When we reanalyzed the data restricted to participants who reported no use of any vitamin supplements at the baseline survey (excluded 793 deaths in men and 1207 deaths in women), results were similar to those of the main analyses. Exclusion of deaths that occurred within the first 3 years of follow-up (including 1046 deaths in men and 731 deaths in women) did not substantially change the findings. Moreover, we observed similar patterns after excluding participants with a prior history of diabetes, stroke, or coronary heart disease (including 1418 deaths in men and 2094 deaths in women). We additionally adjusted for other dietary constituents (such as dietary fiber, monounsaturated fatty acid, and polyunsaturated fatty acid), with little effect on our main findings. Results of sensitivity analyses are provided in eTable 4.
4. Discussion
In the present study, using data from two population-based prospective cohorts of 134,358 middle-aged and elderly Chinese adults in urban Shanghai, we assessed the associations of dietary antioxidant vitamin intakes and risk of mortality from all causes, cancer, and CVD. We found that total carotene and vitamin C intake were inversely associated with all-cause and CVD mortality in both men and women, but no significant association was seen for cancer mortality. Dietary vitamin E intake was not associated with risk of mortality. Similar association patterns were observed in subgroup and sensitivity analyses.
The results for dietary vitamin C intake in the present study were consistent in direction and magnitude with those from other cohort studies conducted in Europe12, 22, 23 or the United States.24, 25, 26 However, some studies have reported null associations between vitamin C and total mortality.7, 8, 9, 13, 27 The inverse association between vitamin C and CVD mortality was in accordance with a previous study performed in Japan.10 For cancer mortality, we confirmed the null association between dietary vitamin C and cancer mortality reported in previous studies.7, 13, 26, 28
For dietary total carotene, three prospective studies found that total carotene was associated with all-cause mortality, with a reduction of 10–30%.12, 22, 28 The protective effect was mainly driven by reductions in CVD mortality11 rather than cancer mortality.7, 13
We observed a favorable effect of dietary vitamin E on all-cause mortality in women (model 2). However, when we additionally adjusted dietary vitamin C and carotene intake, the benefits disappeared. Dietary vitamin C or carotene intake may confound the mortality-vitamin E association. The null association was consistent with most of the previous studies,7, 9, 12, 22, 27, 28 with the exception of one study that reported a slight inverse association.23, 27
Inconsistencies between the results of our studies and those of previous studies may be partly explained by baseline nutritional status. Of all the studies exploring the associations of dietary antioxidant vitamins with risk of mortality, only one study was conducted in Asia.10 Some studies conducted in the United States or Europe contended that the lack of association between vitamin intake and mortality was due to the fact that the population was well-fed.8, 27 In our cohort, less than five percent of participants were below recommended nutritional intakes.
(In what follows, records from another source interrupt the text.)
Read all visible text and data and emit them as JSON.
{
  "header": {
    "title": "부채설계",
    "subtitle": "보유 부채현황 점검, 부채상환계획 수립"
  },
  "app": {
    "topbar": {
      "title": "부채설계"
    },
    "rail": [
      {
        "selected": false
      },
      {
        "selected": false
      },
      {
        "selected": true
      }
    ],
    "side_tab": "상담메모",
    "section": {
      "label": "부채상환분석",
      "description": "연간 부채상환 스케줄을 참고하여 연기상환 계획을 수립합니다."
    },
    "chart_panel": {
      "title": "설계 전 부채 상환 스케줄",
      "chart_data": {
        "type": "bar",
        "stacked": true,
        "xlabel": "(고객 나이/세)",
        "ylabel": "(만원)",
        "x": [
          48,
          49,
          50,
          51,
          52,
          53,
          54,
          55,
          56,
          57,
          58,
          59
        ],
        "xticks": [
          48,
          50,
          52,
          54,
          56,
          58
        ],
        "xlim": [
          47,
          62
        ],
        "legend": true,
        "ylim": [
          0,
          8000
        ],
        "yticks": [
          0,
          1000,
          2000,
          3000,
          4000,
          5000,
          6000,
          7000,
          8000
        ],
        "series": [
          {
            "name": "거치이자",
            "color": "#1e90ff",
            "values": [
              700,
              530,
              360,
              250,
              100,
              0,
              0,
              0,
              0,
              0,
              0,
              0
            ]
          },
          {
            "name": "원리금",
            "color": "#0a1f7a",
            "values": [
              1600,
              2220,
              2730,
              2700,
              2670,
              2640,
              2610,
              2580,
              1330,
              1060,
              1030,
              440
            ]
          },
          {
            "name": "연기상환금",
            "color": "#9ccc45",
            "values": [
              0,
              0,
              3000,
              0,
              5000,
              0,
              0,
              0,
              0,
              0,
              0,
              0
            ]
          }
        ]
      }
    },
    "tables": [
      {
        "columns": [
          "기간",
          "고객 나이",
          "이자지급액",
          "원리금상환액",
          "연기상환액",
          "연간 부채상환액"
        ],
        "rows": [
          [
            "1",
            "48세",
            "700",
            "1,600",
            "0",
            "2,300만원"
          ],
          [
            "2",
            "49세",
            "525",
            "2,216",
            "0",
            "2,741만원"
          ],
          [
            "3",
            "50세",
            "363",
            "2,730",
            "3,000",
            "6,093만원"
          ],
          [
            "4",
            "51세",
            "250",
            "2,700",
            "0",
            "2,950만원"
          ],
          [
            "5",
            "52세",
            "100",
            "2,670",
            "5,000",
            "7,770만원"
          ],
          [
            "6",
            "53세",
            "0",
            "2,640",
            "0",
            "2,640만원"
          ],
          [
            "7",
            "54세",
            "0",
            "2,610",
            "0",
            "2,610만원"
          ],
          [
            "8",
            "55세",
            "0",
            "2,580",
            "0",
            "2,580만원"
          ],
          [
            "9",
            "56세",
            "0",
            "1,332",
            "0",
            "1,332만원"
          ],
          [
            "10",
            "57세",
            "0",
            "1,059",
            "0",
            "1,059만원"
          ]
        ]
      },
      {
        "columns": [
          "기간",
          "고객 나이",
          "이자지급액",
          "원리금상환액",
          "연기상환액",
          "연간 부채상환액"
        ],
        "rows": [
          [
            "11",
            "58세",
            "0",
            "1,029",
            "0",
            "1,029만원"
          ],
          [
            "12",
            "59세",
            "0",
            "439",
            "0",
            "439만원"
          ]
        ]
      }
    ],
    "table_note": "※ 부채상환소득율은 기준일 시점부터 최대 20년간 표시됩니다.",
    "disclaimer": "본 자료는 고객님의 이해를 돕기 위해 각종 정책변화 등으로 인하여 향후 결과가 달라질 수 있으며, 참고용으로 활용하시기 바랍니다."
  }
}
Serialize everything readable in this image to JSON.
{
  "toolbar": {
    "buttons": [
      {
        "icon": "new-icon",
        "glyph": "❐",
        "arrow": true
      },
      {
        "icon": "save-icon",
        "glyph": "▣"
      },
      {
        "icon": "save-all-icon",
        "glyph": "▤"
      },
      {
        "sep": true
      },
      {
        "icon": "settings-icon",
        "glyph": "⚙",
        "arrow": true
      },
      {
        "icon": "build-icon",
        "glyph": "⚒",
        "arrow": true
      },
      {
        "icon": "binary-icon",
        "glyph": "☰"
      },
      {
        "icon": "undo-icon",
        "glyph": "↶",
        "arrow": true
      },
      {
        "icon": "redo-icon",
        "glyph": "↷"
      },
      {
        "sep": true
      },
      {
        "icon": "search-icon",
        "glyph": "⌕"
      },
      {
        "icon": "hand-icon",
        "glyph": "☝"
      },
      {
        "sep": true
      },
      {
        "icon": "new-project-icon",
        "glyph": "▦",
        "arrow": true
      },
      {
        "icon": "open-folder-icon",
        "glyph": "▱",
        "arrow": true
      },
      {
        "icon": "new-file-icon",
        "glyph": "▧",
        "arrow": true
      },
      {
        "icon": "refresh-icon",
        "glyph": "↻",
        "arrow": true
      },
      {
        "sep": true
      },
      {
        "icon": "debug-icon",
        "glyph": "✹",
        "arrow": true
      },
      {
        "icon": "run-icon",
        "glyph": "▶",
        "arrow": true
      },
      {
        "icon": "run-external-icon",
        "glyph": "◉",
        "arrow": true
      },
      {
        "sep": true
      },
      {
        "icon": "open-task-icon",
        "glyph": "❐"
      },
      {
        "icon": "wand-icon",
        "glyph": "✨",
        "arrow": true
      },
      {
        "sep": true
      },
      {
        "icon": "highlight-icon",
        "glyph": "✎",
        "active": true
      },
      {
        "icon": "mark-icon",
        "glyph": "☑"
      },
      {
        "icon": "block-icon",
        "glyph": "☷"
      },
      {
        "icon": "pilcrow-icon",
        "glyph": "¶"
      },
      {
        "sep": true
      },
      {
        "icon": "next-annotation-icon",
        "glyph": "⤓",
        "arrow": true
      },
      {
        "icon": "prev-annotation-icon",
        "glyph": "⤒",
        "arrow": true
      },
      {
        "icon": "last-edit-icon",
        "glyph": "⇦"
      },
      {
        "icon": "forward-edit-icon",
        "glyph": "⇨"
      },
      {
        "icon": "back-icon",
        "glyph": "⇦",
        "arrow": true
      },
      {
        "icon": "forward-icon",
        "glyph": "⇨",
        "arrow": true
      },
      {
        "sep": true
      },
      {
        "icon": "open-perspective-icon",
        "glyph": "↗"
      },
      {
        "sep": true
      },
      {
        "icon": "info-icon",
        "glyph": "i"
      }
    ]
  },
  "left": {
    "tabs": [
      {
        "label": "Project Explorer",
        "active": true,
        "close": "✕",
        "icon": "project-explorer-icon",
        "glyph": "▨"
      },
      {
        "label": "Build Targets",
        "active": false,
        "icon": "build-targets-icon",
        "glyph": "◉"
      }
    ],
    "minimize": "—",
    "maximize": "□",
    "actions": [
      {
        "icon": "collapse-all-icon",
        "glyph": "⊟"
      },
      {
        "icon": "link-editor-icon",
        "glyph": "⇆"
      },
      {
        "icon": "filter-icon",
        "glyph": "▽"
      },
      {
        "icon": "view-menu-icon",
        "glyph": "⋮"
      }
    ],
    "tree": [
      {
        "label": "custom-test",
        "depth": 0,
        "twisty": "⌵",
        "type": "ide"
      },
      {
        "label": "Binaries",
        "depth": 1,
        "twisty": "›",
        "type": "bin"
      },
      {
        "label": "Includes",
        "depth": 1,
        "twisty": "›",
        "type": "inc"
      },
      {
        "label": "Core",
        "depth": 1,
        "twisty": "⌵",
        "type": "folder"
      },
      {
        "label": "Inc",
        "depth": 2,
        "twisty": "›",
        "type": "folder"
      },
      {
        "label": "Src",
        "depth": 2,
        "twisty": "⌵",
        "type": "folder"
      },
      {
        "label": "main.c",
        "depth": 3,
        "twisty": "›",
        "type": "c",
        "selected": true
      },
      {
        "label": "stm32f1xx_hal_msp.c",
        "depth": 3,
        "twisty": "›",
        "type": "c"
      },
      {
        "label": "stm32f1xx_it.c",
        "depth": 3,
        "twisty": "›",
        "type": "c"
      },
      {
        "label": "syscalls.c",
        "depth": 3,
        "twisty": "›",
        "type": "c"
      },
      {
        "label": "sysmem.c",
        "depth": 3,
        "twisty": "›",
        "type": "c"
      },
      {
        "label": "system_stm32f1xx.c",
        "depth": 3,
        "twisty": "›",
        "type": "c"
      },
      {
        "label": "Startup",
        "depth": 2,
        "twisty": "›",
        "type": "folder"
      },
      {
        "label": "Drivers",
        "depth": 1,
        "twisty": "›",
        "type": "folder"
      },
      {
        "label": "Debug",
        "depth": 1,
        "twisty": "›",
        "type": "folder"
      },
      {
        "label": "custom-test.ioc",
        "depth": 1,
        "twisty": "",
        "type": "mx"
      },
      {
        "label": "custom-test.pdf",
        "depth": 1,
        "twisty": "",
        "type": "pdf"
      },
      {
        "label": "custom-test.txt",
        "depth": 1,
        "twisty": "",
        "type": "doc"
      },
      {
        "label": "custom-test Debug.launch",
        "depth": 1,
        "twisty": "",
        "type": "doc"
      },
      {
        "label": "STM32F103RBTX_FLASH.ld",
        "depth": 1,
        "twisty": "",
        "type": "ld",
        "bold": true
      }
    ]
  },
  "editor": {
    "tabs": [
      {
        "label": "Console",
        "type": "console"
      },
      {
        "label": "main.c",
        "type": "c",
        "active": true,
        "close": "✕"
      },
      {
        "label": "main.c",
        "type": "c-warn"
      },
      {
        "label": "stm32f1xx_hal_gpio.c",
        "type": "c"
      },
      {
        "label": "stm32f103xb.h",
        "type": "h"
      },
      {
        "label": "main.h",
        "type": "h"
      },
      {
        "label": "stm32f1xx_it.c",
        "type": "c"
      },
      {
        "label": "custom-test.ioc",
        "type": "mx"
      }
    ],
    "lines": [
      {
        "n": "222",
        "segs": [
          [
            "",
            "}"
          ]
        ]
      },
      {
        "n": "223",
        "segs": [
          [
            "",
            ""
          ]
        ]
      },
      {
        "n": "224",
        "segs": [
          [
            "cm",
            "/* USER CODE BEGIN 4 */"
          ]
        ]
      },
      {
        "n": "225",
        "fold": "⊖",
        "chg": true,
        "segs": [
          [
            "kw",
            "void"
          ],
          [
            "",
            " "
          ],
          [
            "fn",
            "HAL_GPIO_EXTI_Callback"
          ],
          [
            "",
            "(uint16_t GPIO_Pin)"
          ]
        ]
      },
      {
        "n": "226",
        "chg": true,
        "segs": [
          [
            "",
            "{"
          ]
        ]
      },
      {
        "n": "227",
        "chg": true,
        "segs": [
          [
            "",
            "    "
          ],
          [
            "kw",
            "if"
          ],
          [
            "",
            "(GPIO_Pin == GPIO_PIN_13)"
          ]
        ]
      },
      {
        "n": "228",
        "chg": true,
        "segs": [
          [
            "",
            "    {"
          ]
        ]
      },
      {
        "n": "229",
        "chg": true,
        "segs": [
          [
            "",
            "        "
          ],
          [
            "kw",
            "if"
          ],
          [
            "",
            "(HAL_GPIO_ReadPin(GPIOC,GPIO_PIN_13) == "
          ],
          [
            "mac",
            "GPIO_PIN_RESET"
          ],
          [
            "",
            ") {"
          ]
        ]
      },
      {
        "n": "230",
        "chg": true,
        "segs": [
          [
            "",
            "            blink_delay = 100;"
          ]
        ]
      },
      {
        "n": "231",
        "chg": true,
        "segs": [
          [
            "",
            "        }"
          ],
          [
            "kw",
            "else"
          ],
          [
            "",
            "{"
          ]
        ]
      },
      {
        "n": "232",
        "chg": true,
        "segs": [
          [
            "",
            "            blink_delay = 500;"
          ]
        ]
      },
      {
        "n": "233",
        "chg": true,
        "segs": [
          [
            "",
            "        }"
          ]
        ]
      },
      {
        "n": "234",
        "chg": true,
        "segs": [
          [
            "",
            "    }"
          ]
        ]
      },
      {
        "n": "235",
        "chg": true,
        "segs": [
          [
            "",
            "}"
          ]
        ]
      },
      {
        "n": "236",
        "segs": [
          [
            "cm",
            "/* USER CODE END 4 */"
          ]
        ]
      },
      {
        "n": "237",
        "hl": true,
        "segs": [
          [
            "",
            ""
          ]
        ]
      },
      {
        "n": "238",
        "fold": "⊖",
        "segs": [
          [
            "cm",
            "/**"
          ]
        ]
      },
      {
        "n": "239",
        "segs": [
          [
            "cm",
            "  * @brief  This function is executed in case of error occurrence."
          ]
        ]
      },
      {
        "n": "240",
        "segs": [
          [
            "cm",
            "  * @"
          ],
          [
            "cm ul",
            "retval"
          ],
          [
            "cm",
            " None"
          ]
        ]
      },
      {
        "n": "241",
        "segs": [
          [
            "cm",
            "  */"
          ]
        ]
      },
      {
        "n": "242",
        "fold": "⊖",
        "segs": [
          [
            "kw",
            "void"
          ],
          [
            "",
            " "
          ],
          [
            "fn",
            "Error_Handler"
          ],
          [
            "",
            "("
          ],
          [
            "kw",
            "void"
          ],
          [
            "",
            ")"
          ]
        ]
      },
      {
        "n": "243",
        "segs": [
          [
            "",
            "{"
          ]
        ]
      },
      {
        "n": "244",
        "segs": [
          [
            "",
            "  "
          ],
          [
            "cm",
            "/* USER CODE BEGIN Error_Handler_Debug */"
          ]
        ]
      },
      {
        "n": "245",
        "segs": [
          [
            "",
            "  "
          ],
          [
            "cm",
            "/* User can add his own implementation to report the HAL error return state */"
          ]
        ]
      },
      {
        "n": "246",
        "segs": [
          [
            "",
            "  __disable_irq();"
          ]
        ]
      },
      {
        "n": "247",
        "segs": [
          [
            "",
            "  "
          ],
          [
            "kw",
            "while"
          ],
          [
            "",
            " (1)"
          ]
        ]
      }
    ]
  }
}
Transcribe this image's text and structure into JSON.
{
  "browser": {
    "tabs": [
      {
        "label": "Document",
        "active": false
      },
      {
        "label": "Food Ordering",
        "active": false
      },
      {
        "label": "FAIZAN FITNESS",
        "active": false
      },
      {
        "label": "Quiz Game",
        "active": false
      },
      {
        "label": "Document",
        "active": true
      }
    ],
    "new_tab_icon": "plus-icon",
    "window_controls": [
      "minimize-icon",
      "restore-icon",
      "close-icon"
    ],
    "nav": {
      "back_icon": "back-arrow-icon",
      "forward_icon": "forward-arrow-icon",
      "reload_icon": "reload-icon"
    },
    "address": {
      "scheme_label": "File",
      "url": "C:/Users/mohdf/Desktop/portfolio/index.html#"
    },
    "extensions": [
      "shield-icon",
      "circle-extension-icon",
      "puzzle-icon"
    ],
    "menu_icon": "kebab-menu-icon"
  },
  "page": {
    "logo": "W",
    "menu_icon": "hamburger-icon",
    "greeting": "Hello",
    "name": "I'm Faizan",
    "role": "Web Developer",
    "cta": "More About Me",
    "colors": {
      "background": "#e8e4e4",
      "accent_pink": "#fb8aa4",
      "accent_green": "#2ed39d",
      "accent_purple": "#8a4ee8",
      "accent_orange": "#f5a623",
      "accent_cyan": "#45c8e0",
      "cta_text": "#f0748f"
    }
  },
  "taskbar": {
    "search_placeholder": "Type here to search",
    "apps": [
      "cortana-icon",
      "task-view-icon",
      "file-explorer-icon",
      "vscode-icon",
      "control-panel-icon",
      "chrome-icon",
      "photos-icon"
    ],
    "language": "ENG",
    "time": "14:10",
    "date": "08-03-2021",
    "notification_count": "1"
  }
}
Therefore, additional vitamin E intake may have no beneficial health effects.
Other studies demonstrated that East Asian and Western diets were significantly different in composition of micronutrients.29 Compared with Japan and the United States, the mean intake of beta-carotene and vitamin C were lower both among men and women in China. However, for vitamin E, the mean intake was higher than in the United States and the United Kingdom. These results were consistent with those of another study conducted in 2015.30 Moreover, in the studies conducted in Western countries7, 13, 22, 27 or Japan,10 the median intake of vitamin C was much higher than in our cohort. Additionally, different food sources of antioxidant vitamins may be another explanation. In China, vegetables, especially light colored vegetables, remained the top contributor of dietary vitamin C, providing more than 80% of the total intake, rather than fruits.31 In the United States, the major contributors of vitamin C intake were orange juice, fruit drinks and tomatoes.32 We also included tea drinking in our multiple regression models, but this had little effect on our results (data not shown). The main food source of vitamin E may also be different between Eastern and Western diet.33, 34
The ability of antioxidant vitamins, such as carotene and vitamin C, to prevent oxidative damage is thought to be involved in the pathological process of many chronic diseases.29 In previous studies, the lack of association between vitamin intake and mortality may be due to the study of well-nourished cohort members.30 For poorly nourished populations, previous studies have suggested beneficial effects of antioxidant vitamins in relation to mortality.31 We found a non-linear relationship of total carotene and vitamin C intake with mortality in men. Antioxidant vitamins in the human body may need to be maintained within a narrow concentration range for normal physiological functioning.35 Therefore, additional intake may produce plasma saturation without any biological effect.32 There would be no additional benefits in participants in the top quintiles of carotene or vitamin C intake. For cause-specific mortality, dietary carotene and vitamin C intake may be a protective factor for CVD. Some studies indicated some beneficial impact of dietary carotene and vitamin C on specific cancers, such as prostate cancer36 and head-neck cancer,37 but not for all cancers.38, 39 Combining all cancer sites may dilute the observed associations for specific cancers. The conflicting results regarding the association of antioxidant vitamin intake and cancer mortality need to be further investigated.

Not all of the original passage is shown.